﻿---
title: Ranking and reranking
description: Many search systems are built on multi-stage retrieval pipelines. Earlier stages use cheap, fast algorithms to find a broad set of possible matches. Later...
url: https://www.elastic.co/elastic/docs-builder/docs/3016/solutions/search/ranking
products:
  - Elasticsearch
applies_to:
  - Elastic Cloud Serverless: Generally available
  - Elastic Stack: Generally available
---

# Ranking and reranking
Many search systems are built on multi-stage retrieval pipelines.
Earlier stages use cheap, fast algorithms to find a broad set of possible matches.
Later stages use more powerful models, often machine learning-based, to reorder the documents. This step is called re-ranking. Because the resource-intensive model is only applied to the smaller set of pre-filtered results, this approach returns more relevant results while still optimizing for search performance and computational costs.
Elasticsearch supports various ranking and re-ranking techniques to optimize search relevance and performance.

## Two-stage retrieval pipelines


### Initial retrieval


#### Full-text search: BM25 scoring

Elasticsearch ranks documents based on term frequency and inverse document frequency, adjusted for document length. [BM25](https://en.wikipedia.org/wiki/Okapi_BM25) is the default statistical scoring algorithm in Elasticsearch.

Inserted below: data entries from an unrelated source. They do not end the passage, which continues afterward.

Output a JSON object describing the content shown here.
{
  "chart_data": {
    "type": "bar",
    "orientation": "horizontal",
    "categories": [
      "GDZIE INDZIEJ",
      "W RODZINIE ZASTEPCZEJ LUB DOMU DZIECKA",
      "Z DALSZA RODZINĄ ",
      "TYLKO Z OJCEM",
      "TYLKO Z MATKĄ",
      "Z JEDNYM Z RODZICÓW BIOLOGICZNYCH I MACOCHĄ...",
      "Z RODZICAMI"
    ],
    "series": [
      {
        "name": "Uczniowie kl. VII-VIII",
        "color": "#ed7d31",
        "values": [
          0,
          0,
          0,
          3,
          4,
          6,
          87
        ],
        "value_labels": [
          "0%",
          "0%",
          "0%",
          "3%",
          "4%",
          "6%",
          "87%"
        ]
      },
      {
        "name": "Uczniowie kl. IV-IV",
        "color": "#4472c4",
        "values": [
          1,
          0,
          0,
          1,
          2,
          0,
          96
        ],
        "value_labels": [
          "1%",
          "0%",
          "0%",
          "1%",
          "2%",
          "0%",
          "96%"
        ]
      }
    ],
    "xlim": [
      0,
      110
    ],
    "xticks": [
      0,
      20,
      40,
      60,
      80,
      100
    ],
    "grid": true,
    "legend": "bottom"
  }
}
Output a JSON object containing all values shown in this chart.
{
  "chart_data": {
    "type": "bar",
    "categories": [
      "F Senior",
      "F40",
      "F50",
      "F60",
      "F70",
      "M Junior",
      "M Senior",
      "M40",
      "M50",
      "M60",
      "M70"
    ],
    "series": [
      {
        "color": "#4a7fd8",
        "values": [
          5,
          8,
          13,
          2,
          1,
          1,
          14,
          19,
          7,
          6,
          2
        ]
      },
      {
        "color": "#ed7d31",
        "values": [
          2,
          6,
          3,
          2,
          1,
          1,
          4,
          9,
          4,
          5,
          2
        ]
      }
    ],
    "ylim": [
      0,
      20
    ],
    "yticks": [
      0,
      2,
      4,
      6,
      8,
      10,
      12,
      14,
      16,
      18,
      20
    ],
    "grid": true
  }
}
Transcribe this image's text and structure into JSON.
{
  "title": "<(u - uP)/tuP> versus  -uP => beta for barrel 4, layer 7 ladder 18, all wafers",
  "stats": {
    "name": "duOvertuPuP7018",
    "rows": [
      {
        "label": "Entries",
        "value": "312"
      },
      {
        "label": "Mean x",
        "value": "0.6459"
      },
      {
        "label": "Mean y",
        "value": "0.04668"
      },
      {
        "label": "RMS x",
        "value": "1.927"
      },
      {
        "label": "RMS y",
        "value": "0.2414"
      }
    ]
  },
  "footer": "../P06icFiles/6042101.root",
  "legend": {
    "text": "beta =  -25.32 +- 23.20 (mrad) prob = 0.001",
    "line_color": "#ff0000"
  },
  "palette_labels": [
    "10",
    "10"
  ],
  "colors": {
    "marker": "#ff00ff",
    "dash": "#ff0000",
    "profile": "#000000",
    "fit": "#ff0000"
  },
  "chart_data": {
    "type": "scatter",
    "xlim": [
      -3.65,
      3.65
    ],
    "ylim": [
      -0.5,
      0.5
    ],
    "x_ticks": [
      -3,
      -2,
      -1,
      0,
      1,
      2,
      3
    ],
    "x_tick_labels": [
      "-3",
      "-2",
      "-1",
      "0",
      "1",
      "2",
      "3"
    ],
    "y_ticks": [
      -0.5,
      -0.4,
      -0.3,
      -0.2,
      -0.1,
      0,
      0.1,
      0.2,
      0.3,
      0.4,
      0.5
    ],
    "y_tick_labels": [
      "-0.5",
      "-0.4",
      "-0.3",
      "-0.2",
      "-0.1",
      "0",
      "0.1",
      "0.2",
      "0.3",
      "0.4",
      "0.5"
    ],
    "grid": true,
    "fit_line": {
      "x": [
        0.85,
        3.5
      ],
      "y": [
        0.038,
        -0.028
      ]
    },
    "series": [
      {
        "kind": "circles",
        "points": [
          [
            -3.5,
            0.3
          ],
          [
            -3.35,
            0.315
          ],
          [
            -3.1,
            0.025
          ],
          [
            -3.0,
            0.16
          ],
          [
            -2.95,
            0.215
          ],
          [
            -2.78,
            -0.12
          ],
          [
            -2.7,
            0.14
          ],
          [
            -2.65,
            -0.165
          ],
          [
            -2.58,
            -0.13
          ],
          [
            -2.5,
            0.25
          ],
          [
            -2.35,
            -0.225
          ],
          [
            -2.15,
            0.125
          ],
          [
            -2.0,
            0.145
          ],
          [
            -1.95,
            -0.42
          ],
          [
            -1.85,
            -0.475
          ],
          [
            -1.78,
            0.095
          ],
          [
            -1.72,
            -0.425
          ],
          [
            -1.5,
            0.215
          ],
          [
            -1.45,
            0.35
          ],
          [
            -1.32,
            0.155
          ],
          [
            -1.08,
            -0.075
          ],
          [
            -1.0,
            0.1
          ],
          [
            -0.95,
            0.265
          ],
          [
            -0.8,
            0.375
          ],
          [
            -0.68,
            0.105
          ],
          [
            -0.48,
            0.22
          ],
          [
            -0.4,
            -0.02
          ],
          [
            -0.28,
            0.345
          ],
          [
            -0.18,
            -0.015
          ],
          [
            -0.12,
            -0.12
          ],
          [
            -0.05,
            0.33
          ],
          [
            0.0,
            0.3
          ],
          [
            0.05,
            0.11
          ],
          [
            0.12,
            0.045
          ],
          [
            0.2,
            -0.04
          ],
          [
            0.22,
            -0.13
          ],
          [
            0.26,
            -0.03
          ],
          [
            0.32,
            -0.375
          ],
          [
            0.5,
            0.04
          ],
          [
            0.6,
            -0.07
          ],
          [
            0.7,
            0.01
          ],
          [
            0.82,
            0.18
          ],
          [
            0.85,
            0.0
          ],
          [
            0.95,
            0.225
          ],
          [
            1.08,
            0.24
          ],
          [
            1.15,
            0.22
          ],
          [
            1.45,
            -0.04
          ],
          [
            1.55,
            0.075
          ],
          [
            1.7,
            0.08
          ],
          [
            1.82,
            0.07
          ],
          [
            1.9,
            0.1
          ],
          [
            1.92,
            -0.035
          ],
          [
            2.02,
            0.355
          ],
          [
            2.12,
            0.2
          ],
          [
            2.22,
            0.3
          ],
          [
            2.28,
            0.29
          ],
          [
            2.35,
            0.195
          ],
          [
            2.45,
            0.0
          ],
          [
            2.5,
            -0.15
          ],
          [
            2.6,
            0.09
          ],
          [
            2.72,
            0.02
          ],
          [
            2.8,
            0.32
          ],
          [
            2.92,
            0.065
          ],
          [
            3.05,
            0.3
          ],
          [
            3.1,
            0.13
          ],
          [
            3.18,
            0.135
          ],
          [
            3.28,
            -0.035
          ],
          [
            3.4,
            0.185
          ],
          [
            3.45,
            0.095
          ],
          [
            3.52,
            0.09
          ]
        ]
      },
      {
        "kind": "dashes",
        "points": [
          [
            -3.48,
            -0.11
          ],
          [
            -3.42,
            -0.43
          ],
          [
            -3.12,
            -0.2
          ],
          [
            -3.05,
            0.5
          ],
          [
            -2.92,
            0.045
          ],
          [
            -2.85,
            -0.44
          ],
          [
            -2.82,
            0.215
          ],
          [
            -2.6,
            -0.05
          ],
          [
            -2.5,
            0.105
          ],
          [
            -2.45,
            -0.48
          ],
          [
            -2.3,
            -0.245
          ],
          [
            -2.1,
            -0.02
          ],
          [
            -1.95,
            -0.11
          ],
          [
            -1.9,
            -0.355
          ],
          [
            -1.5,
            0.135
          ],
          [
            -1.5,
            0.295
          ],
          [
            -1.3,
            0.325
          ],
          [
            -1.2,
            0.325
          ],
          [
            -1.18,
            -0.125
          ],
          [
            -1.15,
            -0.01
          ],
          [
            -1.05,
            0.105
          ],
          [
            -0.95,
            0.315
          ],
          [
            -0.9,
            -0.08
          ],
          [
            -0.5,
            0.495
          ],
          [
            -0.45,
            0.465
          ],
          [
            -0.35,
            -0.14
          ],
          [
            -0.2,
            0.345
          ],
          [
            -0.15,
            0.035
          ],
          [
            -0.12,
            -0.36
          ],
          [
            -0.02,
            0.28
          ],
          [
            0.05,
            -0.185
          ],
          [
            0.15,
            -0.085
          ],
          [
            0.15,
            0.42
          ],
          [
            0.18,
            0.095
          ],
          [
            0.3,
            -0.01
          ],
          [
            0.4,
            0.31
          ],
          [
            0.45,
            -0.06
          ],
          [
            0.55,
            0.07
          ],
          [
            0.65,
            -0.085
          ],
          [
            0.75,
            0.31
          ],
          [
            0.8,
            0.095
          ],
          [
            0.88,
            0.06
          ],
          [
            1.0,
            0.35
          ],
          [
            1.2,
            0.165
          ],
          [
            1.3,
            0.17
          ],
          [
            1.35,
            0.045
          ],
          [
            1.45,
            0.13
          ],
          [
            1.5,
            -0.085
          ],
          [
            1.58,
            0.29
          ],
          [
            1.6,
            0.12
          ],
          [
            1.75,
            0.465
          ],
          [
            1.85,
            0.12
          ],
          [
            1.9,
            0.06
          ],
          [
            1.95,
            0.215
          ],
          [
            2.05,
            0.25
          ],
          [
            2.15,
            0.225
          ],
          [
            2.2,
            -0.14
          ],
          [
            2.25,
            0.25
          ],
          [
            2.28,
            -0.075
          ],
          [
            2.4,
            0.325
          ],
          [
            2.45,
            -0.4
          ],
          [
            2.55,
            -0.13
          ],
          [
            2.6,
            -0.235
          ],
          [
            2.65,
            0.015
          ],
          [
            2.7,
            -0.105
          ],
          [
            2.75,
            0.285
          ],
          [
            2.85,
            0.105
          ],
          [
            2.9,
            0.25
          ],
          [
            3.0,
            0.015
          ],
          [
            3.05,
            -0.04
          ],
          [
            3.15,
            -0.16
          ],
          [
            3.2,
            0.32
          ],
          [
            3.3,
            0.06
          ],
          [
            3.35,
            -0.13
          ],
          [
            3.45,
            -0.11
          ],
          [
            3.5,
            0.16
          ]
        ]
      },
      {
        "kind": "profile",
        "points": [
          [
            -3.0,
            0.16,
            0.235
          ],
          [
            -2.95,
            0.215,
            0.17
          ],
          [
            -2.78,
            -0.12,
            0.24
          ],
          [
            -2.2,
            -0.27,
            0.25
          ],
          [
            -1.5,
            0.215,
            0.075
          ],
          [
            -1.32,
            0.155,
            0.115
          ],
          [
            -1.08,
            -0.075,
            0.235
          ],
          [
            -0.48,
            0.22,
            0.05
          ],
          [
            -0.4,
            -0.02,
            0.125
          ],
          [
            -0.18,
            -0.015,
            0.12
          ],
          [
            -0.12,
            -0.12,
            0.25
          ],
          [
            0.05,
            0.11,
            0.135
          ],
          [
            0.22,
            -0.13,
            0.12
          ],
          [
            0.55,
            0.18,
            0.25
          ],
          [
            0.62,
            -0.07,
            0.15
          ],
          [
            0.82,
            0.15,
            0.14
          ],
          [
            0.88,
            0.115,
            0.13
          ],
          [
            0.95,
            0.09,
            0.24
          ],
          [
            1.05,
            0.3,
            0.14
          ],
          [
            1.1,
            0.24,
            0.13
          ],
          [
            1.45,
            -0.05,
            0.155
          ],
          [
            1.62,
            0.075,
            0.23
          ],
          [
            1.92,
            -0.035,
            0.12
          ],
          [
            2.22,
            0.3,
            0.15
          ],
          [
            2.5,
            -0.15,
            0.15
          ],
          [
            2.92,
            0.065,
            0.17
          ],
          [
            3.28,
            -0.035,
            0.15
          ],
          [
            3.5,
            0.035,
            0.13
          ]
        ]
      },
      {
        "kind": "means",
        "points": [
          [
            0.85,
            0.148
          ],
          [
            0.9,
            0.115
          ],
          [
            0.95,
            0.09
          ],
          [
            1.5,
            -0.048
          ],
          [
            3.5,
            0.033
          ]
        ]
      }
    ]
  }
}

#### Vector search: similarity scoring

Vector search involves transforming data into dense or sparse vector embeddings to capture semantic meanings, and computing similarity scores for query vectors. Store vectors using `semantic_text` fields for automatic inference and vectorization or `dense_vector` and `sparse_vector` fields when you need more control over the underlying embedding model. Query vector fields with `semantic`, `knn` or `sparse_vector` queries to compute similarity scores. Refer to [semantic search](https://www.elastic.co/elastic/docs-builder/docs/3016/solutions/search/semantic-search) for more information.

#### Hybrid techniques

Hybrid search techniques combine results from full-text and vector search pipelines. Elasticsearch enables combining lexical matching (BM25) and vector search scores using the [Reciprocal Rank Fusion (RRF)](https://docs-v3-preview.elastic.dev/elastic/docs-builder/docs/3016/reference/elasticsearch/rest-apis/reciprocal-rank-fusion) algorithm.

### Re-ranking

When using the following advanced re-ranking pipelines, first-stage retrieval mechanisms effectively generate a set of candidates. These candidates are funneled into the re-ranker to perform more computationally expensive re-ranking tasks.

#### Semantic re-ranking

[*Semantic re-ranking*](https://www.elastic.co/elastic/docs-builder/docs/3016/solutions/search/ranking/semantic-reranking) uses machine learning models to reorder search results based on their semantic similarity to a query. Models can be hosted directly in your Elasticsearch cluster, or you can use [inference endpoints](https://www.elastic.co/docs/api/doc/elasticsearch/group/endpoint-inference) to call models provided by third-party services. Semantic re-ranking enables out-of-the-box semantic search capabilities on existing full-text search indices.

#### Learning to Rank (LTR)

[*Learning To Rank*](https://www.elastic.co/elastic/docs-builder/docs/3016/solutions/search/ranking/learning-to-rank-ltr) is for advanced users. Learning To Rank involves training a machine learning model to build a ranking function for your search experience that updates over time. LTR is best suited for when you have ample training data and need highly customized relevance tuning.